P-47D-40 suction on the ground.trk

P-47D-40 suction climb 2700 RPM.trk

Here are two short tracks with P-47D-40 (hot start on parking and in air, I haven't noticed a difference with cold started plane in these tests). At 900 RPM suction stays at about 3 in Hg, with RPM increase it starts to rise (beginning at around 1100 RPM) and gets to about 3.8 (low red line on the gauge) and stops there, never rising above low redline. One test was done on the ground, other - in air at military limit (2700 RPM, 52'' MP), both on Caucasus with "DCS default" weather.

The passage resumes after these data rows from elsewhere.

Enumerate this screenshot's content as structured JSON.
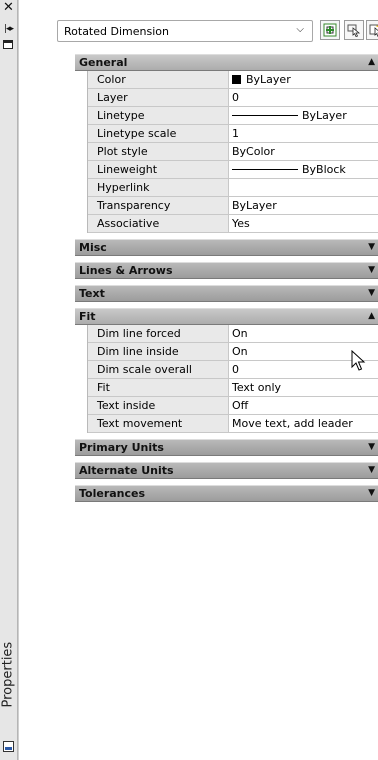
{
  "palette": {
    "title": "Properties"
  },
  "toolbar": {
    "selection_type": "Rotated Dimension"
  },
  "categories": [
    {
      "name": "General",
      "expanded": true,
      "rows": [
        {
          "label": "Color",
          "value": "ByLayer",
          "kind": "color"
        },
        {
          "label": "Layer",
          "value": "0"
        },
        {
          "label": "Linetype",
          "value": "ByLayer",
          "kind": "line"
        },
        {
          "label": "Linetype scale",
          "value": "1"
        },
        {
          "label": "Plot style",
          "value": "ByColor"
        },
        {
          "label": "Lineweight",
          "value": "ByBlock",
          "kind": "line"
        },
        {
          "label": "Hyperlink",
          "value": ""
        },
        {
          "label": "Transparency",
          "value": "ByLayer"
        },
        {
          "label": "Associative",
          "value": "Yes"
        }
      ]
    },
    {
      "name": "Misc",
      "expanded": false,
      "rows": []
    },
    {
      "name": "Lines & Arrows",
      "expanded": false,
      "rows": []
    },
    {
      "name": "Text",
      "expanded": false,
      "rows": []
    },
    {
      "name": "Fit",
      "expanded": true,
      "rows": [
        {
          "label": "Dim line forced",
          "value": "On"
        },
        {
          "label": "Dim line inside",
          "value": "On"
        },
        {
          "label": "Dim scale overall",
          "value": "0"
        },
        {
          "label": "Fit",
          "value": "Text only"
        },
        {
          "label": "Text inside",
          "value": "Off"
        },
        {
          "label": "Text movement",
          "value": "Move text, add leader"
        }
      ]
    },
    {
      "name": "Primary Units",
      "expanded": false,
      "rows": []
    },
    {
      "name": "Alternate Units",
      "expanded": false,
      "rows": []
    },
    {
      "name": "Tolerances",
      "expanded": false,
      "rows": []
    }
  ]
}
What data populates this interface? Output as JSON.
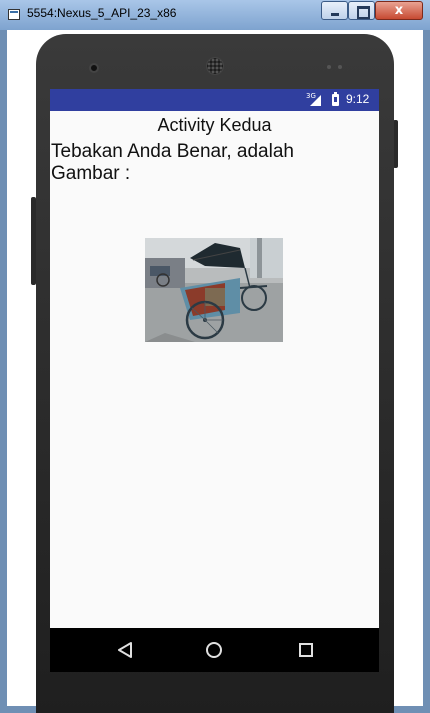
{
  "window": {
    "title": "5554:Nexus_5_API_23_x86",
    "close_glyph": "x"
  },
  "status_bar": {
    "network": "3G",
    "time": "9:12",
    "color": "#303f9f"
  },
  "activity": {
    "title": "Activity Kedua",
    "result_text": "Tebakan Anda Benar, adalah Gambar :"
  },
  "image": {
    "subject": "becak"
  },
  "nav_bar": {
    "icons": [
      "back-icon",
      "home-icon",
      "recent-apps-icon"
    ]
  }
}
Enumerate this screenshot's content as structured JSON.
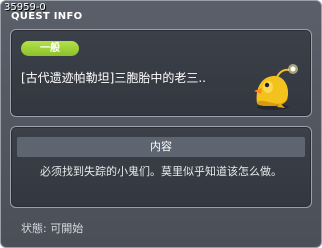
{
  "window": {
    "quest_id": "35959-0",
    "title": "QUEST INFO"
  },
  "quest": {
    "category_badge": "一般",
    "name": "[古代遗迹帕勒坦]三胞胎中的老三..",
    "npc_icon": "yellow-chick-npc-icon"
  },
  "content": {
    "header": "内容",
    "text": "必须找到失踪的小鬼们。莫里似乎知道该怎么做。"
  },
  "status": {
    "text": "状態: 可開始"
  },
  "colors": {
    "badge": "#8bc12a",
    "window_bg": "#4a4f58",
    "panel_border": "#9aa3ad"
  }
}
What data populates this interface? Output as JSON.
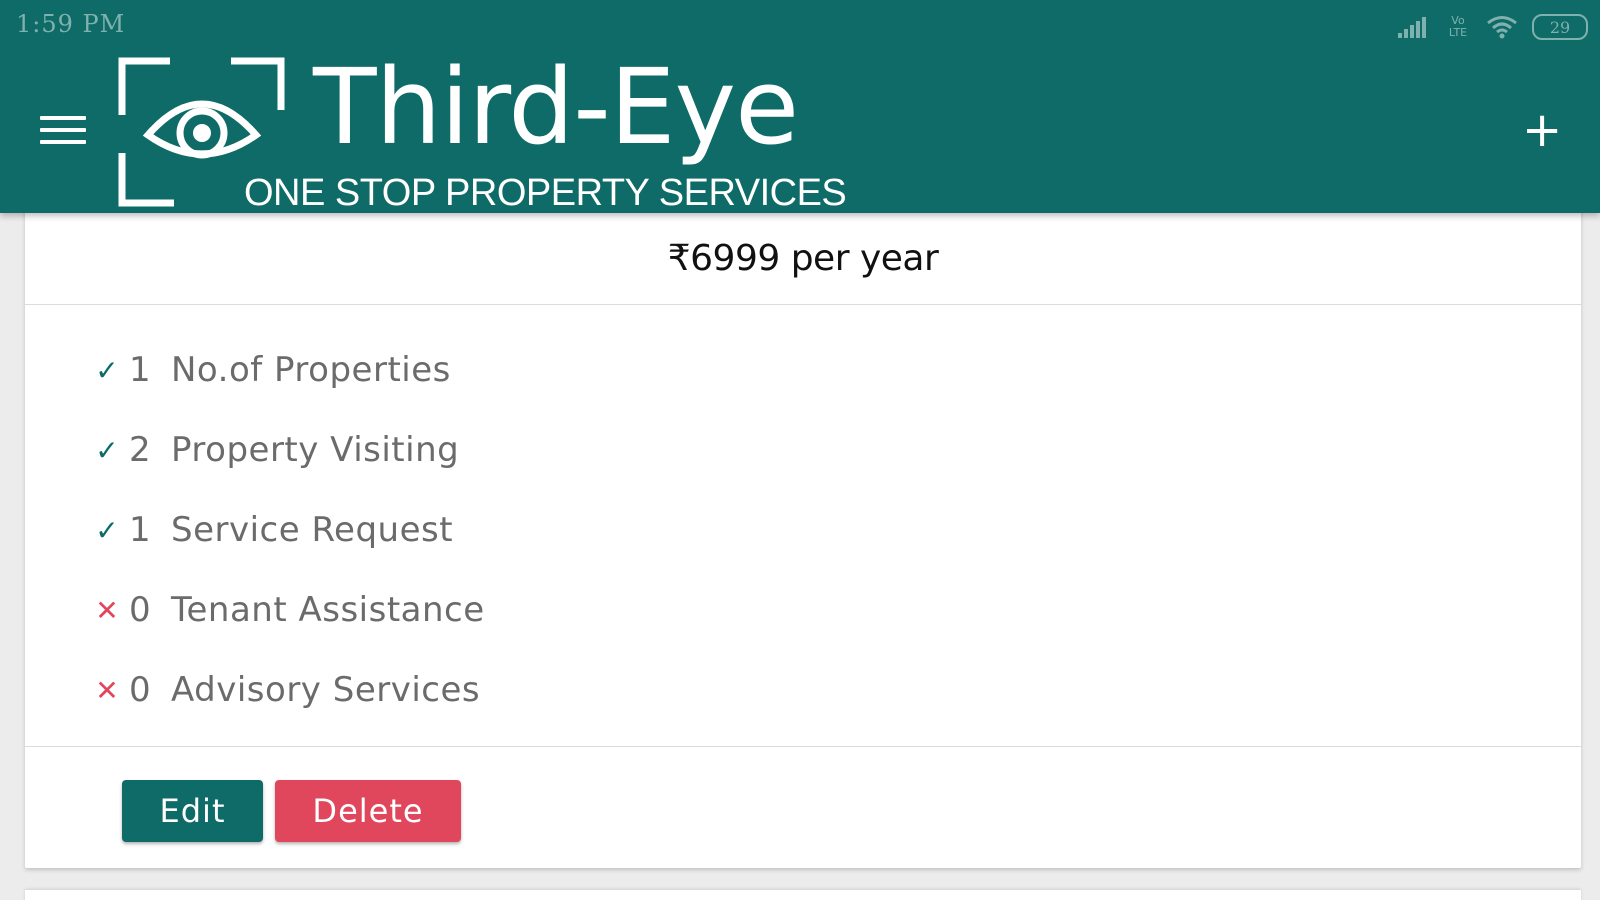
{
  "status_bar": {
    "time": "1:59 PM",
    "network_label": "Vo LTE",
    "battery": "29"
  },
  "header": {
    "brand": "Third-Eye",
    "tagline": "ONE STOP PROPERTY SERVICES",
    "color": "#0e6b67"
  },
  "plan": {
    "price": "₹6999 per year",
    "features": [
      {
        "included": true,
        "mark": "✓",
        "count": "1",
        "label": "No.of Properties"
      },
      {
        "included": true,
        "mark": "✓",
        "count": "2",
        "label": "Property Visiting"
      },
      {
        "included": true,
        "mark": "✓",
        "count": "1",
        "label": "Service Request"
      },
      {
        "included": false,
        "mark": "✕",
        "count": "0",
        "label": "Tenant Assistance"
      },
      {
        "included": false,
        "mark": "✕",
        "count": "0",
        "label": "Advisory Services"
      }
    ],
    "edit_label": "Edit",
    "delete_label": "Delete",
    "edit_color": "#0e6b67",
    "delete_color": "#e0475c"
  }
}
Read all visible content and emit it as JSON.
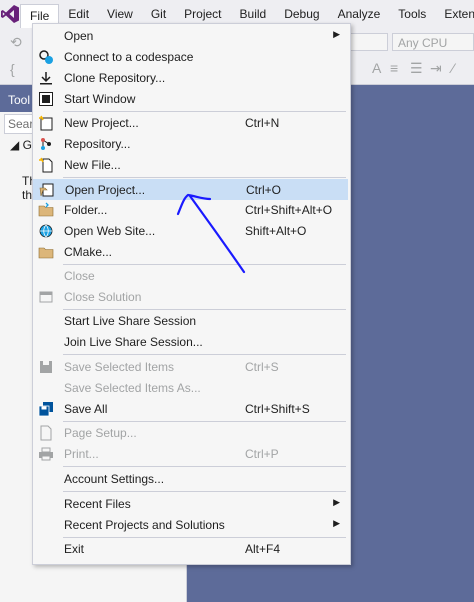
{
  "menubar": {
    "items": [
      "File",
      "Edit",
      "View",
      "Git",
      "Project",
      "Build",
      "Debug",
      "Analyze",
      "Tools",
      "Extensi"
    ]
  },
  "toolbar": {
    "platform_select": "Any CPU",
    "brace_glyph": "{"
  },
  "toolbox": {
    "header": "Tool",
    "search_placeholder": "Sear",
    "group": "◢ G",
    "body_line1": "Th",
    "body_line2": "th"
  },
  "file_menu": {
    "items": [
      {
        "label": "Open",
        "shortcut": "",
        "submenu": true,
        "disabled": false,
        "icon": ""
      },
      {
        "label": "Connect to a codespace",
        "shortcut": "",
        "submenu": false,
        "disabled": false,
        "icon": "codespace-icon"
      },
      {
        "label": "Clone Repository...",
        "shortcut": "",
        "submenu": false,
        "disabled": false,
        "icon": "clone-icon"
      },
      {
        "label": "Start Window",
        "shortcut": "",
        "submenu": false,
        "disabled": false,
        "icon": "start-window-icon"
      },
      {
        "label": "New Project...",
        "shortcut": "Ctrl+N",
        "submenu": false,
        "disabled": false,
        "icon": "new-project-icon"
      },
      {
        "label": "Repository...",
        "shortcut": "",
        "submenu": false,
        "disabled": false,
        "icon": "repository-icon"
      },
      {
        "label": "New File...",
        "shortcut": "",
        "submenu": false,
        "disabled": false,
        "icon": "new-file-icon"
      },
      {
        "label": "Open Project...",
        "shortcut": "Ctrl+O",
        "submenu": false,
        "disabled": false,
        "icon": "open-project-icon"
      },
      {
        "label": "Folder...",
        "shortcut": "Ctrl+Shift+Alt+O",
        "submenu": false,
        "disabled": false,
        "icon": "folder-icon"
      },
      {
        "label": "Open Web Site...",
        "shortcut": "Shift+Alt+O",
        "submenu": false,
        "disabled": false,
        "icon": "web-site-icon"
      },
      {
        "label": "CMake...",
        "shortcut": "",
        "submenu": false,
        "disabled": false,
        "icon": "cmake-icon"
      },
      {
        "label": "Close",
        "shortcut": "",
        "submenu": false,
        "disabled": true,
        "icon": ""
      },
      {
        "label": "Close Solution",
        "shortcut": "",
        "submenu": false,
        "disabled": true,
        "icon": "close-solution-icon"
      },
      {
        "label": "Start Live Share Session",
        "shortcut": "",
        "submenu": false,
        "disabled": false,
        "icon": ""
      },
      {
        "label": "Join Live Share Session...",
        "shortcut": "",
        "submenu": false,
        "disabled": false,
        "icon": ""
      },
      {
        "label": "Save Selected Items",
        "shortcut": "Ctrl+S",
        "submenu": false,
        "disabled": true,
        "icon": "save-icon"
      },
      {
        "label": "Save Selected Items As...",
        "shortcut": "",
        "submenu": false,
        "disabled": true,
        "icon": ""
      },
      {
        "label": "Save All",
        "shortcut": "Ctrl+Shift+S",
        "submenu": false,
        "disabled": false,
        "icon": "save-all-icon"
      },
      {
        "label": "Page Setup...",
        "shortcut": "",
        "submenu": false,
        "disabled": true,
        "icon": "page-setup-icon"
      },
      {
        "label": "Print...",
        "shortcut": "Ctrl+P",
        "submenu": false,
        "disabled": true,
        "icon": "print-icon"
      },
      {
        "label": "Account Settings...",
        "shortcut": "",
        "submenu": false,
        "disabled": false,
        "icon": ""
      },
      {
        "label": "Recent Files",
        "shortcut": "",
        "submenu": true,
        "disabled": false,
        "icon": ""
      },
      {
        "label": "Recent Projects and Solutions",
        "shortcut": "",
        "submenu": true,
        "disabled": false,
        "icon": ""
      },
      {
        "label": "Exit",
        "shortcut": "Alt+F4",
        "submenu": false,
        "disabled": false,
        "icon": ""
      }
    ],
    "highlighted": "Open Project..."
  },
  "colors": {
    "accent_purple": "#68217a",
    "highlight": "#c9def5",
    "annotation_ink": "#1a1aff",
    "workspace": "#5d6b99"
  }
}
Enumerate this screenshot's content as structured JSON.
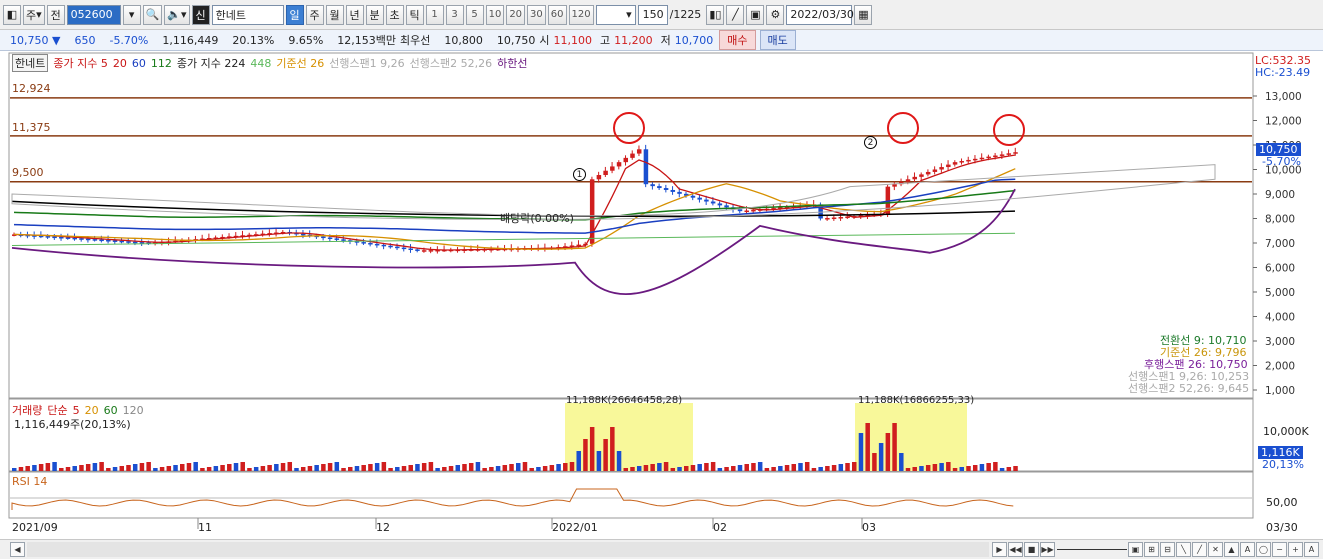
{
  "toolbar": {
    "period_main": "주",
    "prefix": "전",
    "stock_code": "052600",
    "stock_name_tag": "신",
    "stock_name": "한네트",
    "periods": [
      "일",
      "주",
      "월",
      "년",
      "분",
      "초",
      "틱"
    ],
    "active_period": "일",
    "intervals": [
      "1",
      "3",
      "5",
      "10",
      "20",
      "30",
      "60",
      "120"
    ],
    "count": "150",
    "count_total": "/1225",
    "date": "2022/03/30"
  },
  "quote": {
    "price": "10,750",
    "change": "650",
    "change_pct": "-5.70%",
    "volume": "1,116,449",
    "vol_ratio": "20.13%",
    "turnover_pct": "9.65%",
    "amount": "12,153백만",
    "best_label": "최우선",
    "best_ask": "10,800",
    "best_bid": "10,750",
    "open_label": "시",
    "open": "11,100",
    "high_label": "고",
    "high": "11,200",
    "low_label": "저",
    "low": "10,700",
    "buy_label": "매수",
    "sell_label": "매도"
  },
  "price_panel": {
    "legend": {
      "name": "한네트",
      "ma_label": "종가 지수",
      "ma_periods": [
        "5",
        "20",
        "60",
        "112"
      ],
      "ma2_label": "종가 지수",
      "ma2_periods": [
        "224",
        "448"
      ],
      "kijun": "기준선 26",
      "span1": "선행스팬1 9,26",
      "span2": "선행스팬2 52,26",
      "lowline": "하한선"
    },
    "lc": "LC:532.35",
    "hc": "HC:-23.49",
    "levels": [
      "12,924",
      "11,375",
      "9,500"
    ],
    "y_ticks": [
      "13,000",
      "12,000",
      "11,000",
      "10,000",
      "9,000",
      "8,000",
      "7,000",
      "6,000",
      "5,000",
      "4,000",
      "3,000",
      "2,000",
      "1,000"
    ],
    "price_tag": "10,750",
    "price_tag_pct": "-5.70%",
    "dividend_note": "배당락(0.00%)",
    "markers": [
      "1",
      "2"
    ],
    "ichimoku_values": [
      {
        "label": "전환선 9: 10,710",
        "color": "#1c7a2a"
      },
      {
        "label": "기준선 26: 9,796",
        "color": "#c9960c"
      },
      {
        "label": "후행스팬 26: 10,750",
        "color": "#7a1f9a"
      },
      {
        "label": "선행스팬1 9,26: 10,253",
        "color": "#aaaaaa"
      },
      {
        "label": "선행스팬2 52,26: 9,645",
        "color": "#aaaaaa"
      }
    ]
  },
  "volume_panel": {
    "legend_label": "거래량",
    "legend_ma": "단순",
    "legend_periods": [
      "5",
      "20",
      "60",
      "120"
    ],
    "value": "1,116,449주(20,13%)",
    "box1_label": "11,188K(26646458,28)",
    "box2_label": "11,188K(16866255,33)",
    "y_tick": "10,000K",
    "tag": "1,116K",
    "tag_pct": "20,13%"
  },
  "rsi_panel": {
    "label": "RSI 14",
    "y_tick": "50,00"
  },
  "x_axis": {
    "labels": [
      "2021/09",
      "11",
      "12",
      "2022/01",
      "02",
      "03"
    ],
    "right_label": "03/30"
  },
  "colors": {
    "up": "#d01e1e",
    "down": "#1a4fd0",
    "ma5": "#c81414",
    "ma20": "#d69000",
    "ma60": "#1a3fc0",
    "ma112": "#187a18",
    "ma224": "#000000",
    "lowline": "#6a1a80",
    "kijun": "#d69000",
    "level": "#8a3b12"
  }
}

Same results were obtained with P-47D-30.
There was an outlier case where suction rose to 4,2 in Hg in flight at high altitude (see screenshot) (P-47D-30 early, Normandy, clod start at Azeville ALG)...

Edit: I've got 4.2 in Hg of suction again with D-30 early on Normandy after an air start, this time at low altitude:

P-47D-30 early suction 4,2.trk

Even if vacuum pump has 1:1 engine-pump RPM ratio (I don't know real ratio, but kinda doubt it is 1:1), it should still provide adequate pressure difference at 2500+ RPM.

Also, aren't external tanks pressurized by vacuum pump exhaust?